Saudi Arabia’s economy has registered a nearly 10 percent rise in its first quarter compared to the same period last year thanks to high global crude prices.
The world’s largest oil exporter reported its fastest economic growth rate in a decade, as a booming oil sector fuelled a 9.6 percent rise in the first quarter.
The preliminary results on Sunday come after Saudi Arabia resisted United States entreaties to raise output in an attempt to rein in prices that have spiked since the Ukraine war began.
“Oil activities led the real Gross Domestic Product (GDP) of Saudi Arabia to achieve the highest growth rate in [the] last 10 years,” the Saudi statistics authority said in initial estimates published online.
Growth in the oil sector reached 20.4 percent year-on-year in the first quarter, while the non-oil sector expanded 3.7 percent year-on-year, it said.
The agency noted that data for the quarter was “still incomplete” and could be revised.

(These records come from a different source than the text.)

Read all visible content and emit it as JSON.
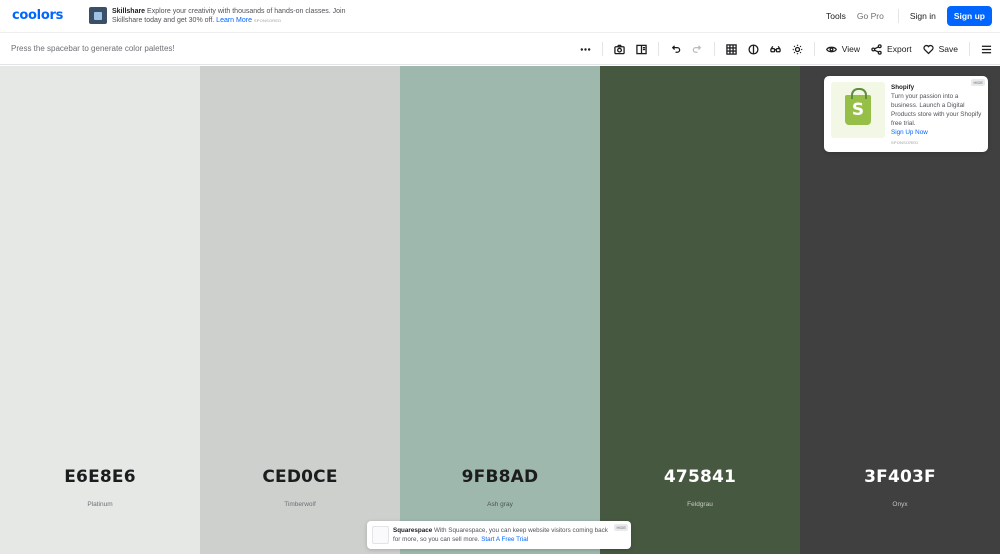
{
  "brand": {
    "logo": "coolors"
  },
  "promo": {
    "icon": "skillshare-logo",
    "title": "Skillshare",
    "text": "Explore your creativity with thousands of hands-on classes. Join Skillshare today and get 30% off.",
    "link": "Learn More",
    "sponsored": "SPONSORED"
  },
  "nav": {
    "tools": "Tools",
    "go_pro": "Go Pro",
    "sign_in": "Sign in",
    "sign_up": "Sign up"
  },
  "toolbar": {
    "hint": "Press the spacebar to generate color palettes!",
    "view": "View",
    "export": "Export",
    "save": "Save",
    "icons": [
      "more-icon",
      "camera-icon",
      "layout-icon",
      "undo-icon",
      "redo-icon",
      "grid-icon",
      "contrast-icon",
      "glasses-icon",
      "sun-icon",
      "eye-icon",
      "share-icon",
      "heart-icon",
      "menu-icon"
    ]
  },
  "palette": [
    {
      "hex": "E6E8E6",
      "name": "Platinum",
      "color": "#E6E8E6",
      "text_color": "#1b1c1e",
      "name_color": "#6d6f74"
    },
    {
      "hex": "CED0CE",
      "name": "Timberwolf",
      "color": "#CED0CE",
      "text_color": "#1b1c1e",
      "name_color": "#6d6f74"
    },
    {
      "hex": "9FB8AD",
      "name": "Ash gray",
      "color": "#9FB8AD",
      "text_color": "#1b1c1e",
      "name_color": "#4a5550"
    },
    {
      "hex": "475841",
      "name": "Feldgrau",
      "color": "#475841",
      "text_color": "#ffffff",
      "name_color": "#c4ccc1"
    },
    {
      "hex": "3F403F",
      "name": "Onyx",
      "color": "#3F403F",
      "text_color": "#ffffff",
      "name_color": "#c3c4c3"
    }
  ],
  "ads": {
    "shopify": {
      "title": "Shopify",
      "text": "Turn your passion into a business. Launch a Digital Products store with your Shopify free trial.",
      "cta": "Sign Up Now",
      "sponsored": "SPONSORED",
      "hide": "HIDE"
    },
    "squarespace": {
      "title": "Squarespace",
      "text": "With Squarespace, you can keep website visitors coming back for more, so you can sell more.",
      "cta": "Start A Free Trial",
      "hide": "HIDE"
    }
  }
}
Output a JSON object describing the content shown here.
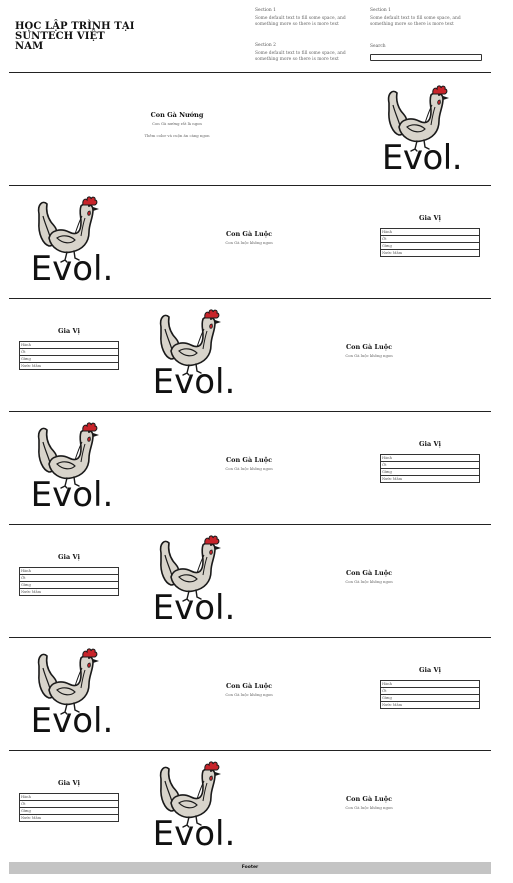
{
  "header": {
    "brand": "HỌC LẬP TRÌNH TẠI SUNTECH VIỆT NAM",
    "section_a": {
      "title": "Section 1",
      "text": "Some default text to fill some space, and something more so there is more text"
    },
    "section_b": {
      "title": "Section 1",
      "text": "Some default text to fill some space, and something more so there is more text"
    },
    "section_c": {
      "title": "Section 2",
      "text": "Some default text to fill some space, and something more so there is more text"
    },
    "search": {
      "label": "Search",
      "placeholder": ""
    }
  },
  "logo": {
    "text": "Evol.",
    "icon": "rooster-icon"
  },
  "hero": {
    "title": "Con Gà Nướng",
    "line1": "Con Gà nướng rất là ngon",
    "line2": "Thêm color và cuộn ăn càng ngon"
  },
  "spice": {
    "title": "Gia Vị",
    "items": [
      "Hành",
      "Ớt",
      "Gừng",
      "Nước Mắm"
    ]
  },
  "boiled": {
    "title": "Con Gà Luộc",
    "text": "Con Gà luộc không ngon"
  },
  "footer": {
    "label": "Footer"
  },
  "colors": {
    "comb": "#c8242a",
    "body": "#d8d4cb",
    "outline": "#1a1a1a",
    "footer_bg": "#c4c4c4"
  }
}
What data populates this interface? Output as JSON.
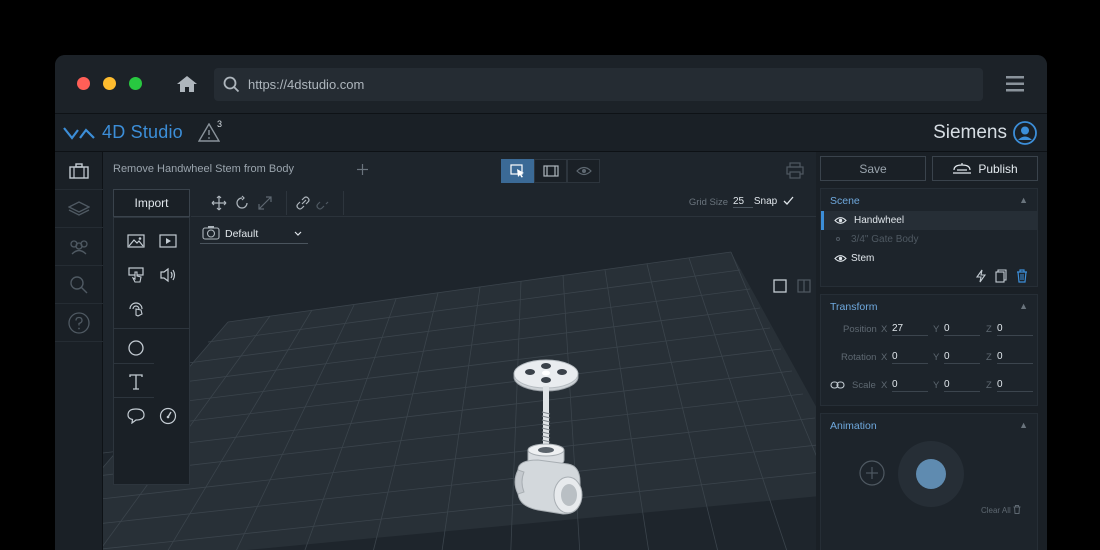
{
  "browser": {
    "url": "https://4dstudio.com",
    "traffic_lights": [
      "#ff5f57",
      "#febc2e",
      "#28c840"
    ]
  },
  "app": {
    "brand": "4D Studio",
    "warning_count": "3",
    "user_name": "Siemens",
    "accent": "#3c8ed8"
  },
  "sidebar": {
    "items": [
      "briefcase-icon",
      "layers-icon",
      "users-icon",
      "search-icon",
      "help-icon"
    ]
  },
  "viewport": {
    "document_title": "Remove Handwheel Stem from Body",
    "import_label": "Import",
    "grid_size_label": "Grid Size",
    "grid_size_value": "25",
    "snap_label": "Snap",
    "camera_select": "Default"
  },
  "panel": {
    "save_label": "Save",
    "publish_label": "Publish",
    "scene": {
      "title": "Scene",
      "items": [
        {
          "label": "Handwheel",
          "visible": true,
          "selected": true
        },
        {
          "label": "3/4\" Gate Body",
          "visible": false,
          "selected": false
        },
        {
          "label": "Stem",
          "visible": true,
          "selected": false
        }
      ]
    },
    "transform": {
      "title": "Transform",
      "position_label": "Position",
      "rotation_label": "Rotation",
      "scale_label": "Scale",
      "position": {
        "x": "27",
        "y": "0",
        "z": "0"
      },
      "rotation": {
        "x": "0",
        "y": "0",
        "z": "0"
      },
      "scale": {
        "x": "0",
        "y": "0",
        "z": "0"
      }
    },
    "animation": {
      "title": "Animation",
      "clear_all": "Clear All"
    }
  }
}
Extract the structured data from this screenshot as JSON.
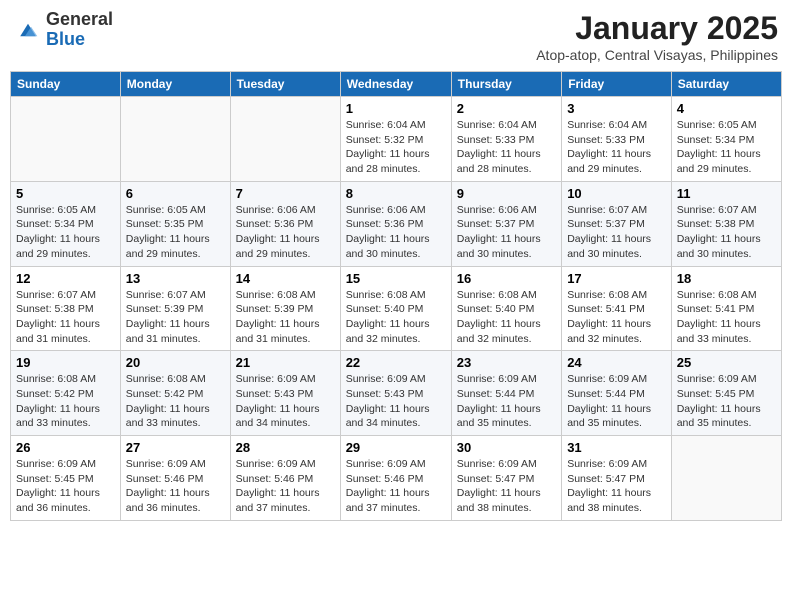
{
  "header": {
    "logo_general": "General",
    "logo_blue": "Blue",
    "month_title": "January 2025",
    "subtitle": "Atop-atop, Central Visayas, Philippines"
  },
  "weekdays": [
    "Sunday",
    "Monday",
    "Tuesday",
    "Wednesday",
    "Thursday",
    "Friday",
    "Saturday"
  ],
  "weeks": [
    [
      {
        "day": "",
        "sunrise": "",
        "sunset": "",
        "daylight": ""
      },
      {
        "day": "",
        "sunrise": "",
        "sunset": "",
        "daylight": ""
      },
      {
        "day": "",
        "sunrise": "",
        "sunset": "",
        "daylight": ""
      },
      {
        "day": "1",
        "sunrise": "Sunrise: 6:04 AM",
        "sunset": "Sunset: 5:32 PM",
        "daylight": "Daylight: 11 hours and 28 minutes."
      },
      {
        "day": "2",
        "sunrise": "Sunrise: 6:04 AM",
        "sunset": "Sunset: 5:33 PM",
        "daylight": "Daylight: 11 hours and 28 minutes."
      },
      {
        "day": "3",
        "sunrise": "Sunrise: 6:04 AM",
        "sunset": "Sunset: 5:33 PM",
        "daylight": "Daylight: 11 hours and 29 minutes."
      },
      {
        "day": "4",
        "sunrise": "Sunrise: 6:05 AM",
        "sunset": "Sunset: 5:34 PM",
        "daylight": "Daylight: 11 hours and 29 minutes."
      }
    ],
    [
      {
        "day": "5",
        "sunrise": "Sunrise: 6:05 AM",
        "sunset": "Sunset: 5:34 PM",
        "daylight": "Daylight: 11 hours and 29 minutes."
      },
      {
        "day": "6",
        "sunrise": "Sunrise: 6:05 AM",
        "sunset": "Sunset: 5:35 PM",
        "daylight": "Daylight: 11 hours and 29 minutes."
      },
      {
        "day": "7",
        "sunrise": "Sunrise: 6:06 AM",
        "sunset": "Sunset: 5:36 PM",
        "daylight": "Daylight: 11 hours and 29 minutes."
      },
      {
        "day": "8",
        "sunrise": "Sunrise: 6:06 AM",
        "sunset": "Sunset: 5:36 PM",
        "daylight": "Daylight: 11 hours and 30 minutes."
      },
      {
        "day": "9",
        "sunrise": "Sunrise: 6:06 AM",
        "sunset": "Sunset: 5:37 PM",
        "daylight": "Daylight: 11 hours and 30 minutes."
      },
      {
        "day": "10",
        "sunrise": "Sunrise: 6:07 AM",
        "sunset": "Sunset: 5:37 PM",
        "daylight": "Daylight: 11 hours and 30 minutes."
      },
      {
        "day": "11",
        "sunrise": "Sunrise: 6:07 AM",
        "sunset": "Sunset: 5:38 PM",
        "daylight": "Daylight: 11 hours and 30 minutes."
      }
    ],
    [
      {
        "day": "12",
        "sunrise": "Sunrise: 6:07 AM",
        "sunset": "Sunset: 5:38 PM",
        "daylight": "Daylight: 11 hours and 31 minutes."
      },
      {
        "day": "13",
        "sunrise": "Sunrise: 6:07 AM",
        "sunset": "Sunset: 5:39 PM",
        "daylight": "Daylight: 11 hours and 31 minutes."
      },
      {
        "day": "14",
        "sunrise": "Sunrise: 6:08 AM",
        "sunset": "Sunset: 5:39 PM",
        "daylight": "Daylight: 11 hours and 31 minutes."
      },
      {
        "day": "15",
        "sunrise": "Sunrise: 6:08 AM",
        "sunset": "Sunset: 5:40 PM",
        "daylight": "Daylight: 11 hours and 32 minutes."
      },
      {
        "day": "16",
        "sunrise": "Sunrise: 6:08 AM",
        "sunset": "Sunset: 5:40 PM",
        "daylight": "Daylight: 11 hours and 32 minutes."
      },
      {
        "day": "17",
        "sunrise": "Sunrise: 6:08 AM",
        "sunset": "Sunset: 5:41 PM",
        "daylight": "Daylight: 11 hours and 32 minutes."
      },
      {
        "day": "18",
        "sunrise": "Sunrise: 6:08 AM",
        "sunset": "Sunset: 5:41 PM",
        "daylight": "Daylight: 11 hours and 33 minutes."
      }
    ],
    [
      {
        "day": "19",
        "sunrise": "Sunrise: 6:08 AM",
        "sunset": "Sunset: 5:42 PM",
        "daylight": "Daylight: 11 hours and 33 minutes."
      },
      {
        "day": "20",
        "sunrise": "Sunrise: 6:08 AM",
        "sunset": "Sunset: 5:42 PM",
        "daylight": "Daylight: 11 hours and 33 minutes."
      },
      {
        "day": "21",
        "sunrise": "Sunrise: 6:09 AM",
        "sunset": "Sunset: 5:43 PM",
        "daylight": "Daylight: 11 hours and 34 minutes."
      },
      {
        "day": "22",
        "sunrise": "Sunrise: 6:09 AM",
        "sunset": "Sunset: 5:43 PM",
        "daylight": "Daylight: 11 hours and 34 minutes."
      },
      {
        "day": "23",
        "sunrise": "Sunrise: 6:09 AM",
        "sunset": "Sunset: 5:44 PM",
        "daylight": "Daylight: 11 hours and 35 minutes."
      },
      {
        "day": "24",
        "sunrise": "Sunrise: 6:09 AM",
        "sunset": "Sunset: 5:44 PM",
        "daylight": "Daylight: 11 hours and 35 minutes."
      },
      {
        "day": "25",
        "sunrise": "Sunrise: 6:09 AM",
        "sunset": "Sunset: 5:45 PM",
        "daylight": "Daylight: 11 hours and 35 minutes."
      }
    ],
    [
      {
        "day": "26",
        "sunrise": "Sunrise: 6:09 AM",
        "sunset": "Sunset: 5:45 PM",
        "daylight": "Daylight: 11 hours and 36 minutes."
      },
      {
        "day": "27",
        "sunrise": "Sunrise: 6:09 AM",
        "sunset": "Sunset: 5:46 PM",
        "daylight": "Daylight: 11 hours and 36 minutes."
      },
      {
        "day": "28",
        "sunrise": "Sunrise: 6:09 AM",
        "sunset": "Sunset: 5:46 PM",
        "daylight": "Daylight: 11 hours and 37 minutes."
      },
      {
        "day": "29",
        "sunrise": "Sunrise: 6:09 AM",
        "sunset": "Sunset: 5:46 PM",
        "daylight": "Daylight: 11 hours and 37 minutes."
      },
      {
        "day": "30",
        "sunrise": "Sunrise: 6:09 AM",
        "sunset": "Sunset: 5:47 PM",
        "daylight": "Daylight: 11 hours and 38 minutes."
      },
      {
        "day": "31",
        "sunrise": "Sunrise: 6:09 AM",
        "sunset": "Sunset: 5:47 PM",
        "daylight": "Daylight: 11 hours and 38 minutes."
      },
      {
        "day": "",
        "sunrise": "",
        "sunset": "",
        "daylight": ""
      }
    ]
  ]
}
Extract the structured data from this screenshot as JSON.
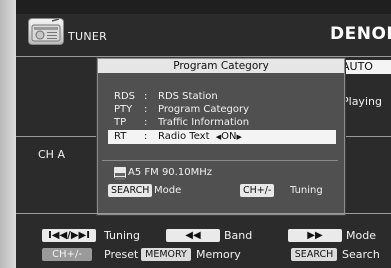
{
  "header": {
    "source_label": "TUNER",
    "brand": "DENON",
    "mode_value": "AUTO",
    "status_text": "Playing",
    "channel_label": "CH A"
  },
  "popup": {
    "title": "Program Category",
    "items": [
      {
        "key": "RDS",
        "sep": ":",
        "value": "RDS Station"
      },
      {
        "key": "PTY",
        "sep": ":",
        "value": "Program Category"
      },
      {
        "key": "TP",
        "sep": ":",
        "value": "Traffic Information"
      },
      {
        "key": "RT",
        "sep": ":",
        "value": "Radio Text",
        "option": "ON"
      }
    ],
    "arrow_left": "◀",
    "arrow_right": "▶",
    "station": "A5 FM 90.10MHz",
    "mode_badge": "SEARCH",
    "mode_text": "Mode",
    "tuning_badge": "CH+/-",
    "tuning_text": "Tuning"
  },
  "legend": [
    {
      "badge": "I◀◀/▶▶I",
      "text": "Tuning"
    },
    {
      "badge": "◀◀",
      "text": "Band"
    },
    {
      "badge": "▶▶",
      "text": "Mode"
    },
    {
      "badge": "CH+/-",
      "text": "Preset"
    },
    {
      "badge": "MEMORY",
      "text": "Memory"
    },
    {
      "badge": "SEARCH",
      "text": "Search"
    }
  ],
  "icons": {
    "tuner": "radio-icon",
    "station": "station-memory-icon"
  }
}
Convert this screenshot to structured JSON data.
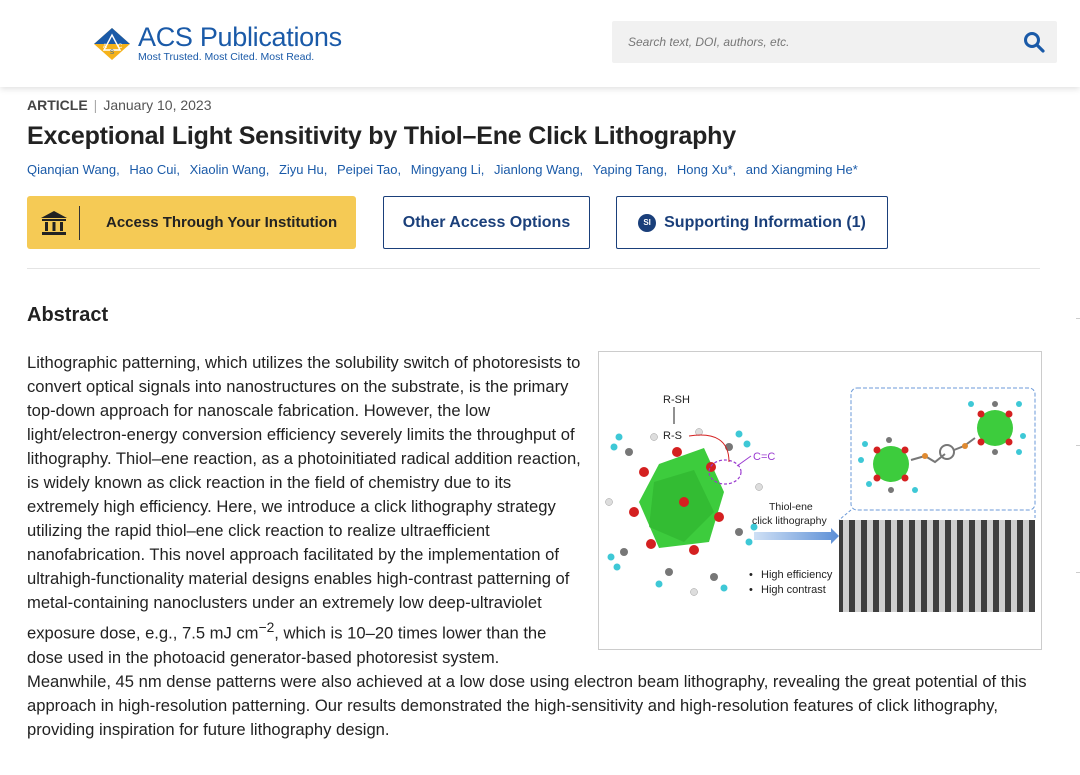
{
  "header": {
    "logo_name": "ACS Publications",
    "logo_tagline": "Most Trusted. Most Cited. Most Read.",
    "search_placeholder": "Search text, DOI, authors, etc."
  },
  "article": {
    "type": "ARTICLE",
    "separator": "|",
    "date": "January 10, 2023",
    "title": "Exceptional Light Sensitivity by Thiol–Ene Click Lithography",
    "authors": [
      "Qianqian Wang,",
      "Hao Cui,",
      "Xiaolin Wang,",
      "Ziyu Hu,",
      "Peipei Tao,",
      "Mingyang Li,",
      "Jianlong Wang,",
      "Yaping Tang,",
      "Hong Xu*,",
      "and Xiangming He*"
    ]
  },
  "access": {
    "institution_label": "Access Through Your Institution",
    "other_label": "Other Access Options",
    "si_badge": "SI",
    "si_label": "Supporting Information (1)"
  },
  "abstract": {
    "heading": "Abstract",
    "text_before_sup": "Lithographic patterning, which utilizes the solubility switch of photoresists to convert optical signals into nanostructures on the substrate, is the primary top-down approach for nanoscale fabrication. However, the low light/electron-energy conversion efficiency severely limits the throughput of lithography. Thiol–ene reaction, as a photoinitiated radical addition reaction, is widely known as click reaction in the field of chemistry due to its extremely high efficiency. Here, we introduce a click lithography strategy utilizing the rapid thiol–ene click reaction to realize ultraefficient nanofabrication. This novel approach facilitated by the implementation of ultrahigh-functionality material designs enables high-contrast patterning of metal-containing nanoclusters under an extremely low deep-ultraviolet exposure dose, e.g., 7.5 mJ cm",
    "sup": "−2",
    "text_after_sup": ", which is 10–20 times lower than the dose used in the photoacid generator-based photoresist system. Meanwhile, 45 nm dense patterns were also achieved at a low dose using electron beam lithography, revealing the great potential of this approach in high-resolution patterning. Our results demonstrated the high-sensitivity and high-resolution features of click lithography, providing inspiration for future lithography design."
  },
  "toc_graphic": {
    "rsh": "R-SH",
    "rs": "R-S",
    "cc": "C=C",
    "arrow_label_1": "Thiol-ene",
    "arrow_label_2": "click lithography",
    "bullet_1": "High efficiency",
    "bullet_2": "High contrast",
    "colors": {
      "cluster": "#3dcc3d",
      "oxygen": "#d42020",
      "carbon": "#777777",
      "hydrogen": "#3ec8d6",
      "sulfur": "#e08a30",
      "linker": "#9a3ad0"
    }
  },
  "colors": {
    "brand_blue": "#1a5aa8",
    "button_navy": "#1a3f7a",
    "institution_yellow": "#f5ca55"
  }
}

The Ukraine war and the resulting rise in crude prices have been a boon to oil-producing states like Saudi Arabia, whose GDP is expected to grow by 7.6 percent in 2022, the International Monetary Fund said last week.
As the war in Ukraine got under way, Saudi Arabia and the United Arab Emirates stressed their commitment to the OPEC+ oil alliance, which Riyadh and Moscow lead, underscoring Riyadh’s and Abu Dhabi’s increasing independence from long-standing ally Washington.
Last month, ratings agency Fitch predicted that the kingdom would record a budget surplus in 2022 for the first time since 2013.
But Fitch noted that, despite efforts to diversify the economy, Saudi Arabia’s oil dependence “remains high”, accounting for more than 60 percent of total budget revenues.